Within usually the first week of ice-off, small, eutrophic (nutrient-rich) lakes undergo a process called “turnover.” As the surface waters warm, they reach their highest density at four degrees Celsius – and sink. This sudden sinking of dense water to the bottom causes the stratified lake water to stir up. The lake becomes very turbid, and in some cases unfishable, with lots of organic matter suspended throughout the depths. But turnover re-distributes oxygen within the water column, and is necessary for the lake to continue to function properly. Some of these kinds of lakes will turn over once in the spring and again in the fall, but most only experience a spring turnover. Other low-nutrient (or oligotrophic) lakes undergo no turnover at all.

Typically, lakes will finish turning over in about a week, unless heavy winds or bad weather prolong the process by keeping a lake’s waters stirred-up and murky. Leech patterns (and dumb luck) are often what I turn to during turnover.

Once lakes have stabilized and cleared, the fishing will get better and better as the water temperature rises. Fishes’ metabolisms will increase, and they must feed heavily to match it. Fish will follow the increasing levels of insect activity, starting in the shallows and moving deeper as the season progresses.

Chironomid fishing really begins to pick up a few weeks after ice-off. You will typically be imitating the pupal form of these non-biting midges as they move up the water column to become flying adults. Most anglers fish chironomid patterns statically under a strike indicator, and ensure their fly is within 30 to 60 centimetres (a foot or two) of the bottom. When the lake surface is calm, try to observe where adult chironomids are emerging: that’s where the main hatches are occurring. Since, in some cases, chironomids will only hatch in a very small area, it’s crucial to present your fly where they are emerging and fish will be feeding the heaviest.

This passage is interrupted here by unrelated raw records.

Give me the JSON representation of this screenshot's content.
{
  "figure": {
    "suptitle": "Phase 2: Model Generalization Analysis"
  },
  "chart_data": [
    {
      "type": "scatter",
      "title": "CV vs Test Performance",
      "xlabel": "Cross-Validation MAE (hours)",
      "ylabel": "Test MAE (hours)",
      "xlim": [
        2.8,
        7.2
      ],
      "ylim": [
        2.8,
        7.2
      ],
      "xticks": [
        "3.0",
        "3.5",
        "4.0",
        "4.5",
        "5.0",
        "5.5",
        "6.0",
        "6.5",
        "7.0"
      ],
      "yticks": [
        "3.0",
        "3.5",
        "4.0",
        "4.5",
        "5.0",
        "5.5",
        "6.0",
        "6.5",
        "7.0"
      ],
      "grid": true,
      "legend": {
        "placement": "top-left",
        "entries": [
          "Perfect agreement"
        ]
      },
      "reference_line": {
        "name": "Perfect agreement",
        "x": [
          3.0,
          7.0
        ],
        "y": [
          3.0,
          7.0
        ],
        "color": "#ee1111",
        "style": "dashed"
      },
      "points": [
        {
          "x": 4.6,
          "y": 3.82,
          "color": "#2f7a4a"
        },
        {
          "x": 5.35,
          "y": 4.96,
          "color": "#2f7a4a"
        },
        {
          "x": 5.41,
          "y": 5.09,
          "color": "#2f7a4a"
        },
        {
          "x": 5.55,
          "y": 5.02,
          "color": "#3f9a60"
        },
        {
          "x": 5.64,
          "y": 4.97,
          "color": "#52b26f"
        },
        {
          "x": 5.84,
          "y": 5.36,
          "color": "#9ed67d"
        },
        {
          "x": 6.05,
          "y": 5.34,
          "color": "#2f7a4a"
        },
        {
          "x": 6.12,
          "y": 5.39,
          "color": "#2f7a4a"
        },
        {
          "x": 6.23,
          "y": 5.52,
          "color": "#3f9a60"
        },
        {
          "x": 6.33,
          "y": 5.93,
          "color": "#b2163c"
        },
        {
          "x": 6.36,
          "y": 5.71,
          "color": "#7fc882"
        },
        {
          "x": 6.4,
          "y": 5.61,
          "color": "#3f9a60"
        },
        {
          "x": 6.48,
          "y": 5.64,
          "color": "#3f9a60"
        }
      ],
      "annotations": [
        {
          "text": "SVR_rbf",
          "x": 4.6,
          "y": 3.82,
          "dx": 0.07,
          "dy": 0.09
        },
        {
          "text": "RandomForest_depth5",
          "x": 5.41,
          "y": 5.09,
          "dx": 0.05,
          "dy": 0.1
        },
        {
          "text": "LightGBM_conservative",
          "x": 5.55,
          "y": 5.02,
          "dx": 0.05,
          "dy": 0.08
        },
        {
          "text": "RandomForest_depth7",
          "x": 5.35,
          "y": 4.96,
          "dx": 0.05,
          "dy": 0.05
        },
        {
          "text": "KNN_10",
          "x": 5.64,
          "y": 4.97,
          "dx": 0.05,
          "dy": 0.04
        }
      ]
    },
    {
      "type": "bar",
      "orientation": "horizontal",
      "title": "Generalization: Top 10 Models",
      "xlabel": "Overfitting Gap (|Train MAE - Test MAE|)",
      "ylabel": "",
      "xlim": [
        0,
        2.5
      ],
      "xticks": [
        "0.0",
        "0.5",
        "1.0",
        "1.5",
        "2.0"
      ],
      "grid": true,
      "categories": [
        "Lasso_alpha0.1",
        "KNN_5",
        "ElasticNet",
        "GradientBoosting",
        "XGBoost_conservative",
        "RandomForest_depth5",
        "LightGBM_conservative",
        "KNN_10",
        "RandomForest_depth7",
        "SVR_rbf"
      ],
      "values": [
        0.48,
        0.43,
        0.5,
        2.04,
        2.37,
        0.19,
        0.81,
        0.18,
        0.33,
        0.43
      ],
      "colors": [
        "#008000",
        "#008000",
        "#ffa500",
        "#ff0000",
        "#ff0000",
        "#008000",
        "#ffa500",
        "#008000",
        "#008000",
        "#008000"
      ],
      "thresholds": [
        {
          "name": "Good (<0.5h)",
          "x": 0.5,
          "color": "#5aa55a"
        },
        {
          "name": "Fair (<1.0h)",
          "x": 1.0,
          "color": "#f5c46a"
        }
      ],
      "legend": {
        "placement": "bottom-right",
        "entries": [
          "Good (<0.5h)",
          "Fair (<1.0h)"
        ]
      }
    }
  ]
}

Chironomid pupae vary greatly in colour and size. Smaller chironomids (often in the 16 to 18 pattern size) hatch earlier in the season, followed by larger chironomids. Matching the right size and colour is often key in a successful day of angling; have a wide array of patterns.

Mayflies, damselflies, dragonflies, and scuds are other aquatic invertebrates that can also be encountered. The variations in patterns to match these insects are endless. I often keep vials with 70% alcohol to preserve insects found in the stomachs of trout, and base my later fly-tying on an exact insect.

Throughout the winter, I spend a lot of time tying fly patterns. I look at photographs of aquatic insects, and reflect on notes I have taken about the locations, fly patterns, and times that produced fish for me. It is handy to own a good map book as well, or take advantage of the internet to explore new lakes. Another awesome tool at our fingertips is the Society’s lake stocking reports, found here.

Purchase your 2018-19 freshwater fishing license online here, and have a good look through the non-tidal fishing regulations to see if there are any changes that affect your favourite fishing spots.

Like other anglers, I am extremely excited about the 2018 stillwater fishing season. Good luck to everyone; spring fishing isn’t far off now!

Author: Brennan Lund
Photo Credit: Brennan Lund

Brennan is a Natural Resource Science student at Thompson Rivers University in Kamloops, BC. He spends around 200 days a year on the water, whether it’s steelheading on Vancouver Island, fishing trophy trout lakes in Kamloops, or guiding fly fishing in the East Kootenays for giant bull trout and cutthroat trout.